Thursday, April 26, 2012
Playing in the World's Largest Trivia Contest in the 21st Century
Last weekend, the World's Largest Trivia Contest was played in Stevens Point, Wisconsin, the place I consider my hometown. I just happened to be updating an old spreadsheet with all the teams I had played with in that illustrious contest over the years and discovered this was my 20th Trivia contest.
For the uninitiated, the contest is sponsored annually by WWSP 90FM, the local college radio station. The contest is broadcast on the radio and, for the past five years or so, been simulcast on the internet. The basic gist of the game is this: Questions are asked and people call in to answer them. The contest lasts for 54 straight hours, from 6pm on Friday to midnight on Sunday. Each question is worth a certain number of points, dependent on how many teams answer it correctly. The top ten teams get trophies and bragging rights for the next year.
And the questions aren't something you'd find in Trivial Pursuit. A working knowledge of that game doesn't help for Trivia. If you can remember what poker hand the robot in Silent Running had, or what TV show starred an actor playing both himself and his own father, or what country once made Porky Pig president, then you've got the mentality for Trivia.
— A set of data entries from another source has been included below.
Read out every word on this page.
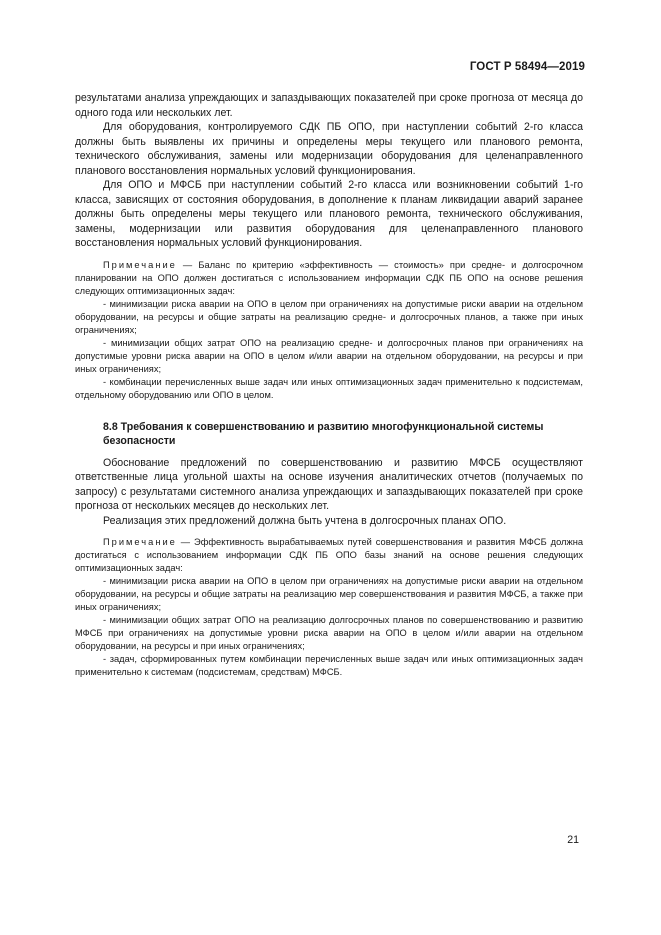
ГОСТ Р 58494—2019

результатами анализа упреждающих и запаздывающих показателей при сроке прогноза от месяца до одного года или нескольких лет.

Для оборудования, контролируемого СДК ПБ ОПО, при наступлении событий 2-го класса должны быть выявлены их причины и определены меры текущего или планового ремонта, технического обслуживания, замены или модернизации оборудования для целенаправленного планового восстановления нормальных условий функционирования.

Для ОПО и МФСБ при наступлении событий 2-го класса или возникновении событий 1-го класса, зависящих от состояния оборудования, в дополнение к планам ликвидации аварий заранее должны быть определены меры текущего или планового ремонта, технического обслуживания, замены, модернизации или развития оборудования для целенаправленного планового восстановления нормальных условий функционирования.

Примечание — Баланс по критерию «эффективность — стоимость» при средне- и долгосрочном планировании на ОПО должен достигаться с использованием информации СДК ПБ ОПО на основе решения следующих оптимизационных задач:

- минимизации риска аварии на ОПО в целом при ограничениях на допустимые риски аварии на отдельном оборудовании, на ресурсы и общие затраты на реализацию средне- и долгосрочных планов, а также при иных ограничениях;

- минимизации общих затрат ОПО на реализацию средне- и долгосрочных планов при ограничениях на допустимые уровни риска аварии на ОПО в целом и/или аварии на отдельном оборудовании, на ресурсы и при иных ограничениях;

- комбинации перечисленных выше задач или иных оптимизационных задач применительно к подсистемам, отдельному оборудованию или ОПО в целом.

8.8 Требования к совершенствованию и развитию многофункциональной системы безопасности

Обоснование предложений по совершенствованию и развитию МФСБ осуществляют ответственные лица угольной шахты на основе изучения аналитических отчетов (получаемых по запросу) с результатами системного анализа упреждающих и запаздывающих показателей при сроке прогноза от нескольких месяцев до нескольких лет.

Реализация этих предложений должна быть учтена в долгосрочных планах ОПО.

Примечание — Эффективность вырабатываемых путей совершенствования и развития МФСБ должна достигаться с использованием информации СДК ПБ ОПО базы знаний на основе решения следующих оптимизационных задач:

- минимизации риска аварии на ОПО в целом при ограничениях на допустимые риски аварии на отдельном оборудовании, на ресурсы и общие затраты на реализацию мер совершенствования и развития МФСБ, а также при иных ограничениях;

- минимизации общих затрат ОПО на реализацию долгосрочных планов по совершенствованию и развитию МФСБ при ограничениях на допустимые уровни риска аварии на ОПО в целом и/или аварии на отдельном оборудовании, на ресурсы и при иных ограничениях;

- задач, сформированных путем комбинации перечисленных выше задач или иных оптимизационных задач применительно к системам (подсистемам, средствам) МФСБ.

21
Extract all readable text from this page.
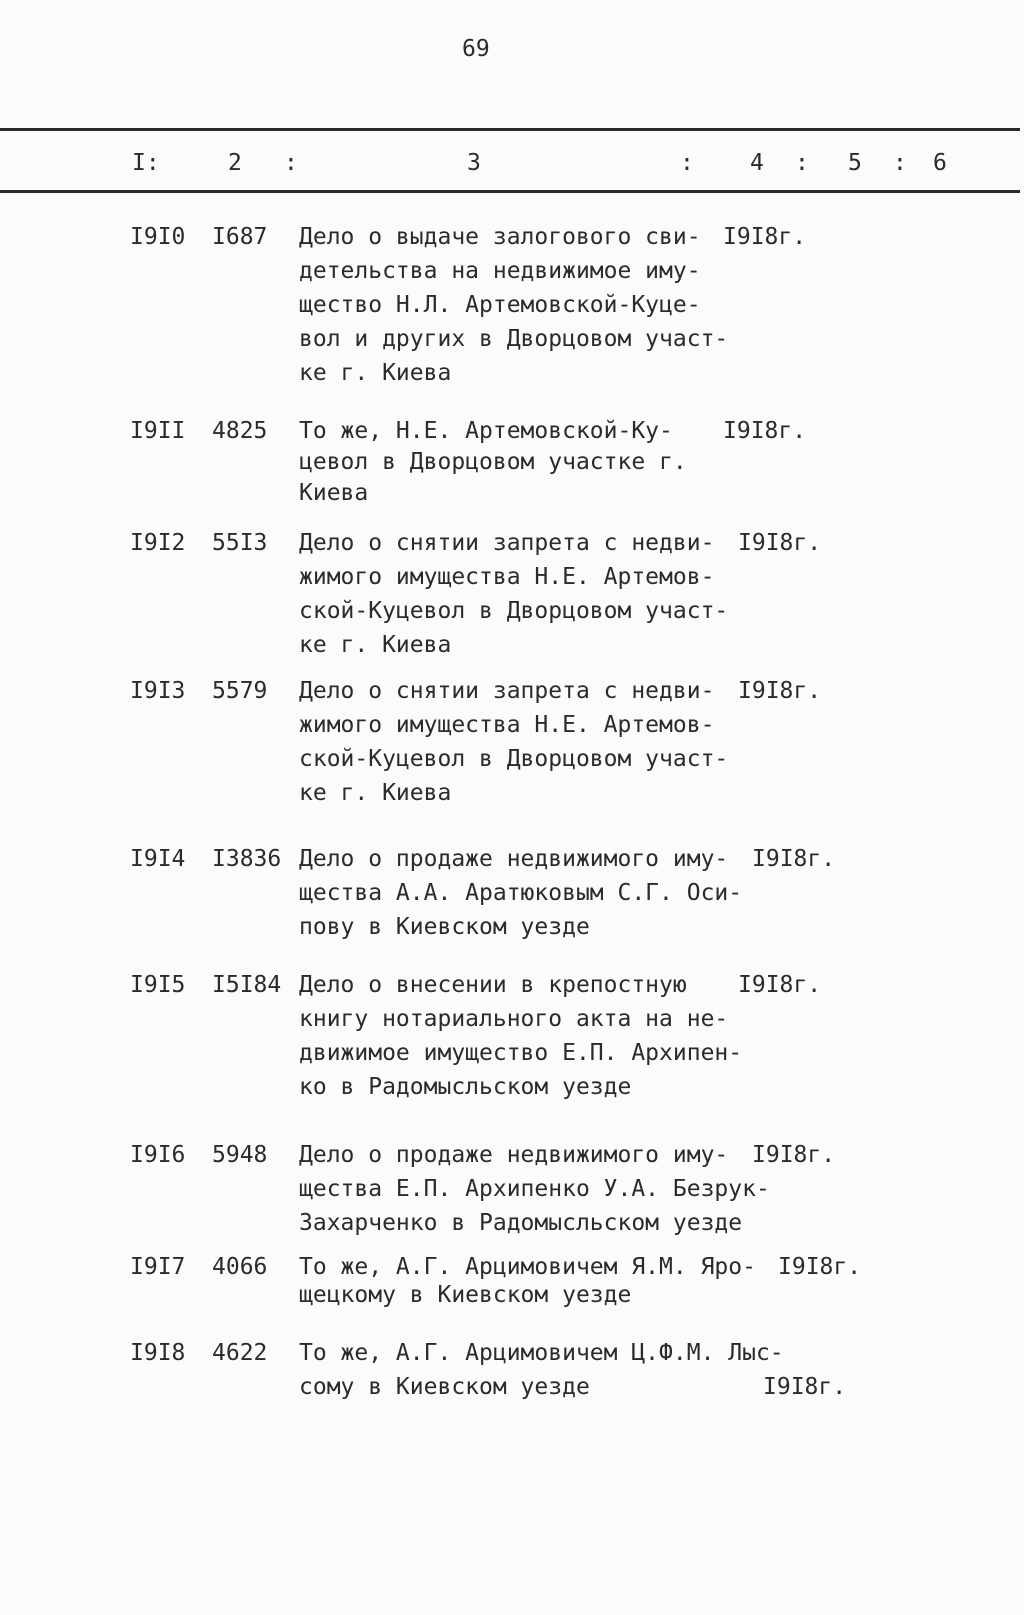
69
I:	2 :	3	: 4 : 5 : 6
I9I0 I687 Дело о выдаче залогового сви-
детельства на недвижимое иму-
щество Н.Л. Артемовской-Куце-
вол и других в Дворцовом участ-
ке г. Киева
I9I8г.
I9II 4825 То же, Н.Е. Артемовской-Ку-
цевол в Дворцовом участке г.
Киева
I9I8г.
I9I2 55I3 Дело о снятии запрета с недви-
жимого имущества Н.Е. Артемов-
ской-Куцевол в Дворцовом участ-
ке г. Киева
I9I8г.
I9I3 5579 Дело о снятии запрета с недви-
жимого имущества Н.Е. Артемов-
ской-Куцевол в Дворцовом участ-
ке г. Киева
I9I8г.
I9I4 I3836 Дело о продаже недвижимого иму-
щества А.А. Аратюковым С.Г. Оси-
пову в Киевском уезде
I9I8г.
I9I5 I5I84 Дело о внесении в крепостную
книгу нотариального акта на не-
движимое имущество Е.П. Архипен-
ко в Радомысльском уезде
I9I8г.
I9I6 5948 Дело о продаже недвижимого иму-
щества Е.П. Архипенко У.А. Безрук-
Захарченко в Радомысльском уезде
I9I8г.
I9I7 4066 То же, А.Г. Арцимовичем Я.М. Яро-
щецкому в Киевском уезде
I9I8г.
I9I8 4622 То же, А.Г. Арцимовичем Ц.Ф.М. Лыс-
сому в Киевском уезде	I9I8г.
And for players, it is always Trivia with a capital "T".
The difficulty of the contest has varied over the years, as the people who write the questions, Jim Oliva (a.k.a. the Oz) and John Eckendorf, have had a difficult time of making the contest both entertaining and reachable in the era of Google and internet search engines. Before the advent of the net, Stevens Point was a city of stenographers, as teams that hoped to contend for a trophy would be taking notes in movie theaters, while watching TV, while listening to the radio, and anywhere that an interesting little fact might raise it's head and be fodder for a question. I personally have notes on nearly 3,000 movies, 5,000 TV episodes and 3,000 old-time radio shows.
Most people play on teams of two or more people; the more people usually being better, at least up to a point. I played on one team for eleven years, before deciding to branch out and start my own. There's just only so much you can do; Most teams don't even consider the possibility of winning. One year we came in 4th place. The last question of the contest used to be noted for a high difficulty factor, and when I got that answer correct that same year, I decided it was time to move on and see what I could do on my own. The four years I ran a team, it was a solid Top 25 team. It was a fun experience, but when I moved to Pennsylvania in 1998, that was pretty much the end of my career as a Trivia player.
Then 2008 comes along and with the streaming of the contest, I was able to give it a try again. I played remotely (and still do) for a team called the Collective (now called Collective Foole, after merging with a long-time team). The first few years was hard. We only had dial-up internet available in our town, or at least in the two-block area at the end of town here. I was always lagging about thirty seconds to a minute behind everyone else, and that became tiresome at times, missing answers I knew but couldn't express properly to the team. Luckily, they soon figured out I wasn't just an old crazy guy. Well, I hope they have, anyway.
This year, however, the wife and I finally got tired of the slow speed of dial-up and invested in a wi-fi hotspot. Playing this year was a joy, as that 30 second to a minute of lag became five seconds at the most. And I could actually contribute a lot more, since I could help with looking answers up on the net rather than just relying on my notes. To keep myself interested in previous years, I always had a little game of "get the answer before anyone else" going, but this year, that wasn't really necessary.
Collective Foole placed 12th in the contest this time around. We had placed 6th last year, so the finish was a bit disappointing, but I think we've actually made great strides on organization and utilizing our resources. Top 10 would've been better, but Top 20 is definitely respectable.
It is early Thursday morning as I write this, and I've finally started to recover mentally from playing; 54 hours, even with a few hours of sleep here and there, wears you down. Soon the preparations for next year will start. There's always more movies to see and more TV to watch. Most people don't understand the obsession people in Stevens Point have with Trivia. I can't even begin to explain it myself. I think it's just something that's in a person's blood. Or I've been doing it so long that the meaning itself has lost any definition.
But I know that the strains of Steppenwolf's "Born to Be Wild" next year will once again begin the culmination of another year of feverishly hopeful preparations, when we are again told "Let's play some trivia, Fast Eddie!"